Georges de Scudéry (/fr/; 22 August 1601 – 14 May 1667), the elder brother of Madeleine de Scudéry, was a French novelist, dramatist and poet.

==Life==
Georges de Scudéry was born in Le Havre, in Normandy, whither his father had moved from Provence. He served in the army for some time, and, though in the vein of gasconading which was almost peculiar to him he no doubt exaggerated his services, there seems little doubt that he was a stout soldier.

He conceived a fancy for literature before he was thirty, and during the whole of the middle of the century he was one of the most characteristic figures of Paris. He gained the favour of Richelieu by his opposition to Corneille. He wrote a letter to the Académie française criticizing Le Cid, and his play, L'Amour tyrannique (1640), was patronized by the cardinal in opposition to Corneille.

Possibly these circumstances had something to do with his appointment as governor of the fortress of Notre-Dame de la Garde, near Marseille in 1643, and in 1650 he was elected to the Académie. During the troubles of the Fronde he was exiled to Normandy, where he made his fortune by a rich marriage.
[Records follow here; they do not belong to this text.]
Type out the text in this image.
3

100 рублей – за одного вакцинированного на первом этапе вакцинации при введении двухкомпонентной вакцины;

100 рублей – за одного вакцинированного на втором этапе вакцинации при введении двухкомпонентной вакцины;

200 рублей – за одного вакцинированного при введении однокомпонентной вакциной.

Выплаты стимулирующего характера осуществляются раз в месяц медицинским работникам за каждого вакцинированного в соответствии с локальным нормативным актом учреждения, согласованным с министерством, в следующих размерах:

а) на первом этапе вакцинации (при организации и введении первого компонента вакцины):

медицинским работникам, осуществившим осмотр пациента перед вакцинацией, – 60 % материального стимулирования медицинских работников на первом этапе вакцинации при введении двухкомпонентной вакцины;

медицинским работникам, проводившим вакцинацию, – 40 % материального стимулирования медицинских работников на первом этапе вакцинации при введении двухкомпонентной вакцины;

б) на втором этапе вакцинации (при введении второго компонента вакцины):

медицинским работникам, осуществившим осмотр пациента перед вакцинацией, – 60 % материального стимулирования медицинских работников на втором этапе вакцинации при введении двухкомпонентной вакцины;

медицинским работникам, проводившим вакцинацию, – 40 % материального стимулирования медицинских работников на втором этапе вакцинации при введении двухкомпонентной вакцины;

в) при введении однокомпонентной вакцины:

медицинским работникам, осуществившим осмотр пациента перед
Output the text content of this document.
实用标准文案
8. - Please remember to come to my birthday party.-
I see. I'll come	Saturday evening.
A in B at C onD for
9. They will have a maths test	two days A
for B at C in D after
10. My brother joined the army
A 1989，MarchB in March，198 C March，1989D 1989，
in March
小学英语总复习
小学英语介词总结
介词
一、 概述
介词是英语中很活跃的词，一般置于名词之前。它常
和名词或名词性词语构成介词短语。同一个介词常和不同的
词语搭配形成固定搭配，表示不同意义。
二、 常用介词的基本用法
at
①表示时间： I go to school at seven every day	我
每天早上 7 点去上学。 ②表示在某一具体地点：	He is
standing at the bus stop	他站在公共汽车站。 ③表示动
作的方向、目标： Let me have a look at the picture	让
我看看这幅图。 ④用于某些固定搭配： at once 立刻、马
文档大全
He was an industrious dramatist, but L'Amour tyrannique is practically the only piece among his numerous tragi-comedies and pastorals that has escaped oblivion. His other most famous work was the epic of Alaric (1659). He lent his name to his sister's first romances, but did little beyond correcting the proofs.

Scudéry's swashbuckler affectations were rather exaggerated by literary gossip and tradition. Although possibly not quite sane, he had some poetical power, a fervent love of literature, a high sense of honour and of friendship.

Scudéry also wrote CURIA POLITIAE, OR, THE APOLOGIES OF SEVERALL PRINCES: Justifying to the WORLD Their Most Eminent Actions", which had been translated into English and printed by Humphrey Moseley "at the sign of the Prince's-Arms, in St. Paul's Church-Yard", in 1654.

Georges de Scudéry was sketched by Théophile Gautier in his Grotesques.